Abstract

Mosses are an understudied group of plants that can potentially confirm or expand principles of plant function described for tracheophytes, from which they diverge strongly in structure. We quantified 35 physiological and morphological traits from cell-, leaf- and canopy-level, for 10 ground-, trunk- and branch-dwelling Hawaiian species. We hypothesized that trait values would reflect the distinctive growth form and slow growth of mosses, but also that trait correlations would be analogous to those of tracheophytes. The moss species had low leaf mass per area and low gas exchange rate.
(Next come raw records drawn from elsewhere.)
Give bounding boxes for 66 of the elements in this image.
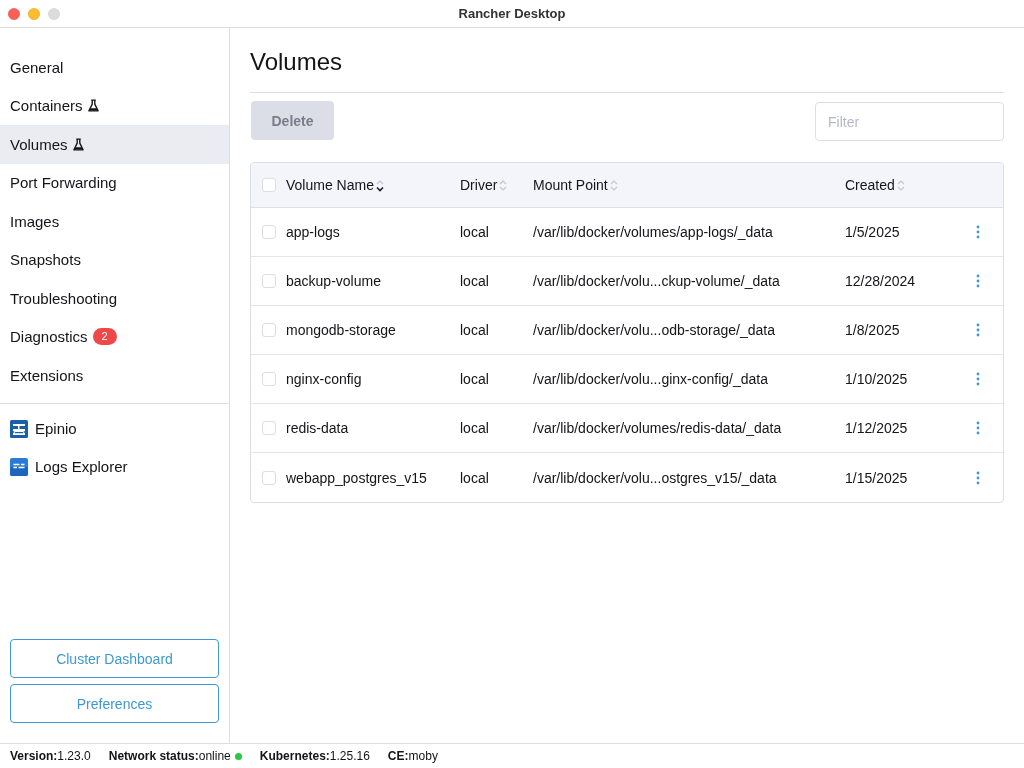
column-header[interactable]: Mount Point	[533, 177, 618, 193]
page-title: Volumes	[250, 47, 343, 77]
table-cell: backup-volume	[286, 273, 381, 289]
table-cell: local	[460, 469, 489, 486]
row-checkbox[interactable]	[262, 421, 276, 435]
minimize-icon[interactable]	[28, 7, 40, 20]
notification-badge: 2	[92, 328, 117, 346]
table-cell: 1/15/2025	[845, 469, 908, 486]
filter-field[interactable]: Filter	[815, 102, 1004, 141]
more-options-icon[interactable]	[976, 225, 980, 239]
table-cell: /var/lib/docker/volu...ginx-config/_data	[533, 371, 768, 387]
row-checkbox[interactable]	[262, 372, 276, 386]
nav-item[interactable]: General	[0, 48, 229, 87]
nav-item[interactable]: Extensions	[0, 356, 229, 395]
sort-icon[interactable]	[375, 178, 384, 192]
status-text: Kubernetes:1.25.16	[259, 749, 370, 763]
nav-item[interactable]: Snapshots	[0, 240, 229, 279]
more-options-icon[interactable]	[976, 323, 980, 337]
row-checkbox[interactable]	[262, 470, 276, 485]
maximize-icon[interactable]	[48, 7, 60, 20]
nav-item[interactable]: Images	[0, 202, 229, 241]
table-cell: /var/lib/docker/volumes/app-logs/_data	[533, 224, 773, 240]
more-options-icon[interactable]	[976, 470, 980, 485]
column-header[interactable]: Volume Name	[286, 177, 384, 193]
table-cell: /var/lib/docker/volumes/redis-data/_data	[533, 420, 782, 436]
row-checkbox[interactable]	[262, 323, 276, 337]
table-cell: /var/lib/docker/volu...ckup-volume/_data	[533, 273, 780, 289]
more-options-icon[interactable]	[976, 274, 980, 288]
nav-item[interactable]: Port Forwarding	[0, 163, 229, 202]
close-icon[interactable]	[8, 7, 20, 20]
table-cell: 1/8/2025	[845, 322, 900, 338]
nav-item[interactable]: Containers	[0, 86, 229, 125]
table-cell: local	[460, 224, 489, 240]
column-header[interactable]: Created	[845, 177, 905, 193]
status-text: Network status:online	[108, 749, 231, 763]
table-cell: mongodb-storage	[286, 322, 396, 338]
table-cell: local	[460, 322, 489, 338]
table-cell: webapp_postgres_v15	[286, 469, 427, 486]
table-cell: 1/12/2025	[845, 420, 908, 436]
column-header[interactable]: Driver	[460, 177, 508, 193]
nav-item[interactable]: Volumes	[0, 125, 229, 164]
nav-item[interactable]: Troubleshooting	[0, 279, 229, 318]
tile-icon	[10, 419, 28, 438]
table-cell: local	[460, 420, 489, 436]
row-checkbox[interactable]	[262, 274, 276, 288]
row-checkbox[interactable]	[262, 225, 276, 239]
more-options-icon[interactable]	[976, 372, 980, 386]
select-all-checkbox[interactable]	[262, 178, 276, 192]
table-cell: /var/lib/docker/volu...odb-storage/_data	[533, 322, 776, 338]
table-cell: 1/10/2025	[845, 371, 908, 387]
table-cell: 1/5/2025	[845, 224, 900, 240]
status-text: Version:1.23.0	[10, 749, 91, 763]
table-cell: local	[460, 273, 489, 289]
table-cell: redis-data	[286, 420, 349, 436]
text-lines-icon	[10, 457, 28, 476]
table-cell: 12/28/2024	[845, 273, 916, 289]
window-title: Rancher Desktop	[458, 6, 566, 21]
table-cell: local	[460, 371, 489, 387]
more-options-icon[interactable]	[976, 421, 980, 435]
extension-item[interactable]: Epinio	[0, 409, 229, 448]
table-cell: /var/lib/docker/volu...ostgres_v15/_data	[533, 469, 777, 486]
table-cell: nginx-config	[286, 371, 362, 387]
table-cell: app-logs	[286, 224, 340, 240]
nav-item[interactable]: Diagnostics 2	[0, 317, 229, 356]
status-text: CE:moby	[387, 749, 438, 763]
extension-item[interactable]: Logs Explorer	[0, 447, 229, 486]
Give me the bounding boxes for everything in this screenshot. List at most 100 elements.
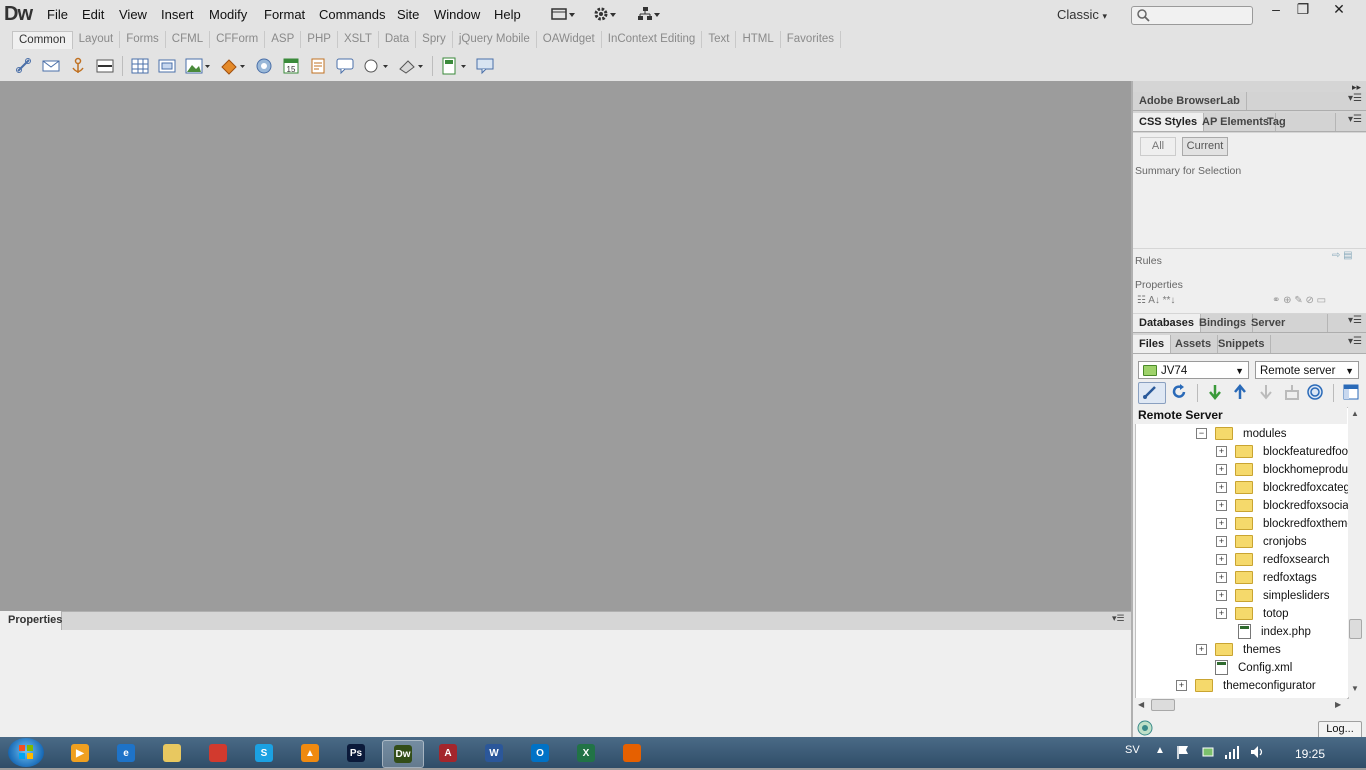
tab-asp[interactable]: ASP — [265, 31, 302, 48]
tab-server-behaviors[interactable]: Server Behaviors — [1245, 314, 1328, 332]
site-manager-icon[interactable] — [638, 7, 662, 23]
menu-insert[interactable]: Insert — [161, 7, 194, 22]
restore-button[interactable]: ❐ — [1288, 1, 1318, 21]
taskbar-excel-button[interactable]: X — [566, 740, 606, 766]
expand-view-icon[interactable] — [1343, 384, 1359, 403]
tab-files[interactable]: Files — [1133, 335, 1172, 353]
tag-chooser-icon[interactable] — [475, 56, 495, 76]
taskbar-internet-explorer-button[interactable]: e — [106, 740, 146, 766]
css-mode-current[interactable]: Current — [1182, 137, 1228, 156]
collapse-icon[interactable]: − — [1196, 428, 1207, 440]
tab-favorites[interactable]: Favorites — [781, 31, 842, 48]
tree-row-redfoxsearch[interactable]: + redfoxsearch — [1216, 551, 1329, 569]
tree-row-themeconfigurator[interactable]: + themeconfigurator — [1176, 677, 1316, 695]
view-select[interactable]: Remote server ▼ — [1255, 361, 1359, 379]
usb-icon[interactable] — [1200, 744, 1216, 763]
email-link-icon[interactable] — [41, 56, 61, 76]
close-button[interactable]: ✕ — [1324, 1, 1354, 21]
taskbar-access-button[interactable]: A — [428, 740, 468, 766]
tab-jquery-mobile[interactable]: jQuery Mobile — [453, 31, 537, 48]
tree-row-simplesliders[interactable]: + simplesliders — [1216, 587, 1329, 605]
scroll-down-icon[interactable]: ▼ — [1351, 684, 1359, 693]
expand-icon[interactable]: + — [1196, 644, 1207, 656]
get-files-icon[interactable] — [1206, 383, 1224, 404]
panel-menu-icon[interactable]: ▾☰ — [1348, 93, 1362, 104]
taskbar-firefox-button[interactable] — [612, 740, 652, 766]
tab-cfform[interactable]: CFForm — [210, 31, 266, 48]
document-area[interactable] — [0, 81, 1131, 611]
taskbar-skype-button[interactable]: S — [244, 740, 284, 766]
expand-icon[interactable]: + — [1176, 680, 1187, 692]
tab-oawidget[interactable]: OAWidget — [537, 31, 602, 48]
tree-row-cronjobs[interactable]: + cronjobs — [1216, 533, 1306, 551]
put-files-icon[interactable] — [1231, 383, 1249, 404]
tab-html[interactable]: HTML — [736, 31, 781, 48]
tree-row-config-xml[interactable]: Config.xml — [1215, 659, 1292, 677]
taskbar-chrome-button[interactable] — [198, 740, 238, 766]
expand-icon[interactable]: + — [1216, 590, 1227, 602]
rule-view-icon[interactable]: ⇨ ▤ — [1332, 250, 1353, 261]
templates-icon[interactable] — [440, 56, 468, 76]
widget-icon[interactable] — [254, 56, 274, 76]
properties-tab[interactable]: Properties — [0, 611, 62, 630]
language-indicator[interactable]: SV — [1125, 744, 1140, 756]
tab-spry[interactable]: Spry — [416, 31, 453, 48]
panel-menu-icon[interactable]: ▾☰ — [1348, 114, 1362, 125]
media-icon[interactable] — [219, 56, 247, 76]
workspace-switcher[interactable]: Classic ▾ — [1057, 7, 1107, 22]
menu-format[interactable]: Format — [264, 7, 305, 22]
menu-help[interactable]: Help — [494, 7, 521, 22]
tab-layout[interactable]: Layout — [73, 31, 121, 48]
panel-menu-icon[interactable]: ▾☰ — [1112, 613, 1125, 624]
tab-xslt[interactable]: XSLT — [338, 31, 379, 48]
help-search-input[interactable] — [1131, 6, 1253, 25]
menu-modify[interactable]: Modify — [209, 7, 247, 22]
panel-menu-icon[interactable]: ▾☰ — [1348, 315, 1362, 326]
menu-window[interactable]: Window — [434, 7, 480, 22]
tree-row-themes[interactable]: + themes — [1196, 641, 1281, 659]
tab-forms[interactable]: Forms — [120, 31, 166, 48]
taskbar-file-explorer-button[interactable] — [152, 740, 192, 766]
tab-data[interactable]: Data — [379, 31, 417, 48]
menu-file[interactable]: File — [47, 7, 68, 22]
expand-icon[interactable]: + — [1216, 446, 1227, 458]
tab-assets[interactable]: Assets — [1169, 335, 1219, 353]
head-icon[interactable] — [362, 56, 390, 76]
css-actions-icon[interactable]: ⚭ ⊕ ✎ ⊘ ▭ — [1272, 295, 1326, 306]
taskbar-dreamweaver-button[interactable]: Dw — [382, 740, 424, 768]
expand-icon[interactable]: + — [1216, 518, 1227, 530]
date-icon[interactable]: 15 — [281, 56, 301, 76]
tab-snippets[interactable]: Snippets — [1212, 335, 1272, 353]
insert-div-icon[interactable] — [157, 56, 177, 76]
check-in-icon[interactable] — [1283, 383, 1301, 404]
comment-icon[interactable] — [335, 56, 355, 76]
minimize-button[interactable]: – — [1261, 1, 1291, 21]
expand-icon[interactable]: + — [1216, 464, 1227, 476]
table-icon[interactable] — [130, 56, 150, 76]
script-icon[interactable] — [397, 56, 425, 76]
tree-row-blockfeaturedfoot[interactable]: + blockfeaturedfoot — [1216, 443, 1351, 461]
tab-common[interactable]: Common — [12, 31, 73, 49]
tree-row-index-php[interactable]: index.php — [1238, 623, 1311, 641]
check-out-icon[interactable] — [1257, 383, 1275, 404]
taskbar-word-button[interactable]: W — [474, 740, 514, 766]
menu-commands[interactable]: Commands — [319, 7, 385, 22]
server-side-include-icon[interactable] — [308, 56, 328, 76]
taskbar-media-player-button[interactable]: ▶ — [60, 740, 100, 766]
flag-icon[interactable] — [1176, 744, 1190, 763]
expand-icon[interactable]: + — [1216, 482, 1227, 494]
tree-row-blockhomeproduct[interactable]: + blockhomeproduct — [1216, 461, 1357, 479]
gear-icon[interactable] — [594, 7, 618, 23]
synchronize-icon[interactable] — [1306, 383, 1324, 404]
named-anchor-icon[interactable] — [68, 56, 88, 76]
expand-icon[interactable]: + — [1216, 500, 1227, 512]
site-select[interactable]: JV74 ▼ — [1138, 361, 1249, 379]
tree-row-redfoxtags[interactable]: + redfoxtags — [1216, 569, 1317, 587]
tab-cfml[interactable]: CFML — [166, 31, 211, 48]
images-icon[interactable] — [184, 56, 212, 76]
taskbar-photoshop-button[interactable]: Ps — [336, 740, 376, 766]
tab-css-styles[interactable]: CSS Styles — [1133, 113, 1205, 131]
tree-horizontal-scrollbar[interactable]: ◀ ▶ — [1135, 698, 1347, 712]
tree-row-modules[interactable]: − modules — [1196, 425, 1286, 443]
tab-incontext-editing[interactable]: InContext Editing — [602, 31, 703, 48]
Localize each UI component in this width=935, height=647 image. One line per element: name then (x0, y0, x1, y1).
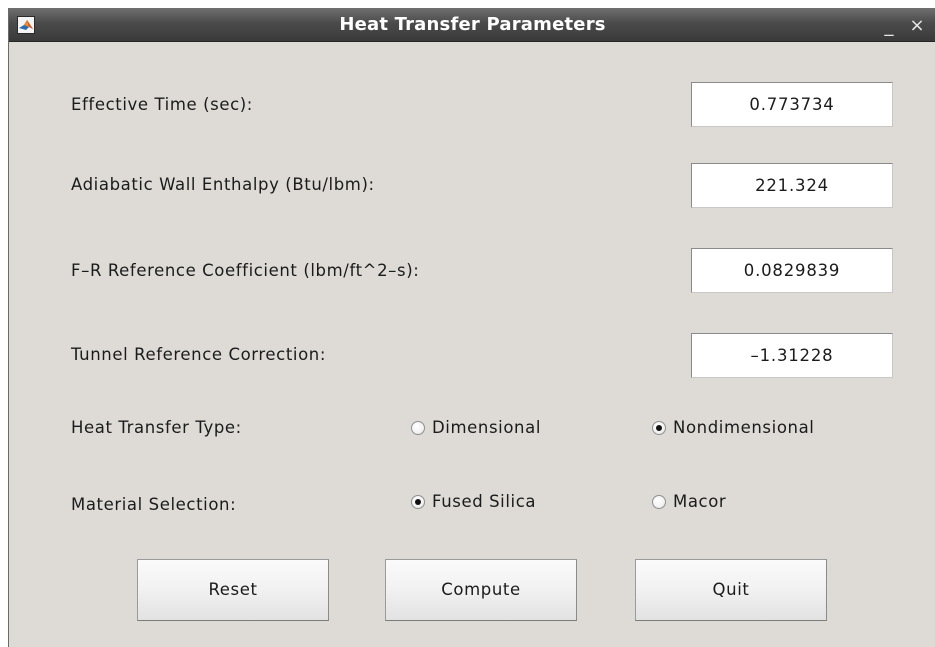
quit-button[interactable]: Quit (635, 559, 827, 621)
material-selection-label: Material Selection: (71, 495, 237, 514)
nondimensional-radio[interactable]: Nondimensional (652, 418, 814, 437)
radio-selected-icon[interactable] (652, 420, 666, 435)
adiabatic-wall-enthalpy-field[interactable] (691, 163, 893, 208)
dimensional-radio-label: Dimensional (432, 418, 541, 437)
radio-unselected-icon[interactable] (411, 420, 425, 435)
fused-silica-radio[interactable]: Fused Silica (411, 492, 536, 511)
reset-button[interactable]: Reset (137, 559, 329, 621)
heat-transfer-parameters-window: Heat Transfer Parameters _ × Effective T… (8, 8, 935, 647)
nondimensional-radio-label: Nondimensional (673, 418, 815, 437)
tunnel-reference-correction-field[interactable] (691, 333, 893, 378)
compute-button[interactable]: Compute (385, 559, 577, 621)
effective-time-field[interactable] (691, 82, 893, 127)
window-title: Heat Transfer Parameters (339, 14, 606, 35)
heat-transfer-type-label: Heat Transfer Type: (71, 418, 242, 437)
fr-reference-coefficient-label: F–R Reference Coefficient (lbm/ft^2–s): (71, 261, 420, 280)
close-icon[interactable]: × (906, 8, 928, 42)
dimensional-radio[interactable]: Dimensional (411, 418, 541, 437)
adiabatic-wall-enthalpy-label: Adiabatic Wall Enthalpy (Btu/lbm): (71, 175, 375, 194)
fr-reference-coefficient-field[interactable] (691, 248, 893, 293)
radio-selected-icon[interactable] (411, 494, 425, 509)
title-bar[interactable]: Heat Transfer Parameters _ × (9, 8, 935, 42)
macor-radio[interactable]: Macor (652, 492, 726, 511)
tunnel-reference-correction-label: Tunnel Reference Correction: (71, 345, 326, 364)
fused-silica-radio-label: Fused Silica (432, 492, 537, 511)
macor-radio-label: Macor (673, 492, 727, 511)
radio-unselected-icon[interactable] (652, 494, 666, 509)
effective-time-label: Effective Time (sec): (71, 95, 253, 114)
minimize-icon[interactable]: _ (878, 8, 900, 42)
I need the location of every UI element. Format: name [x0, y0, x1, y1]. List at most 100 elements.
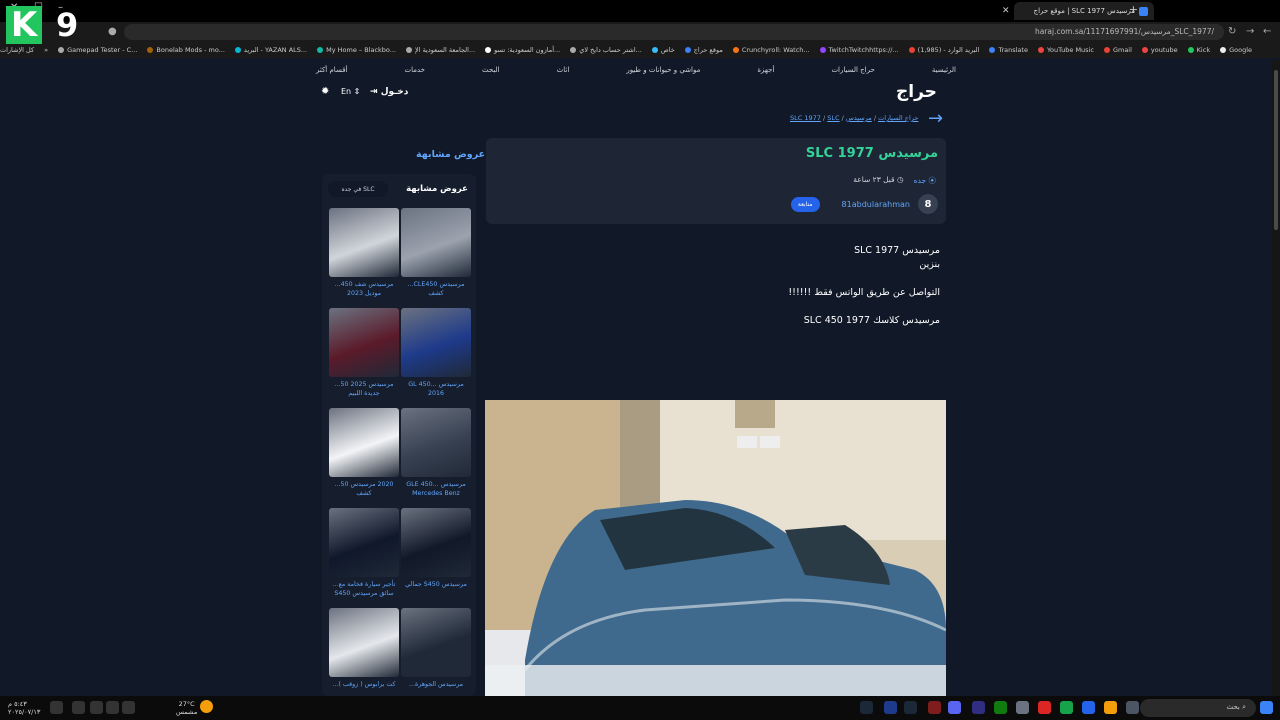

Unlike for tracheophytes, light-saturated photosynthetic rate per mass (A(mass)) did not correlate with habitat irradiance. Other photosynthetic parameters and structural traits were aligned with microhabitat irradiance, driving an inter-correlation of traits including leaf area, cell size, cell wall thickness, and canopy density. In addition, we found a coordination of traits linked with structural allocation, including costa size, canopy height and A(mass). Across species, A(mass) and nitrogen concentration correlated negatively with canopy mass per area, analogous to linkages found for the 'leaf economic spectrum', with canopy mass per area replacing leaf mass per area. Despite divergence of mosses and tracheophytes in leaf size and function, analogous trait coordination has arisen during ecological differentiation.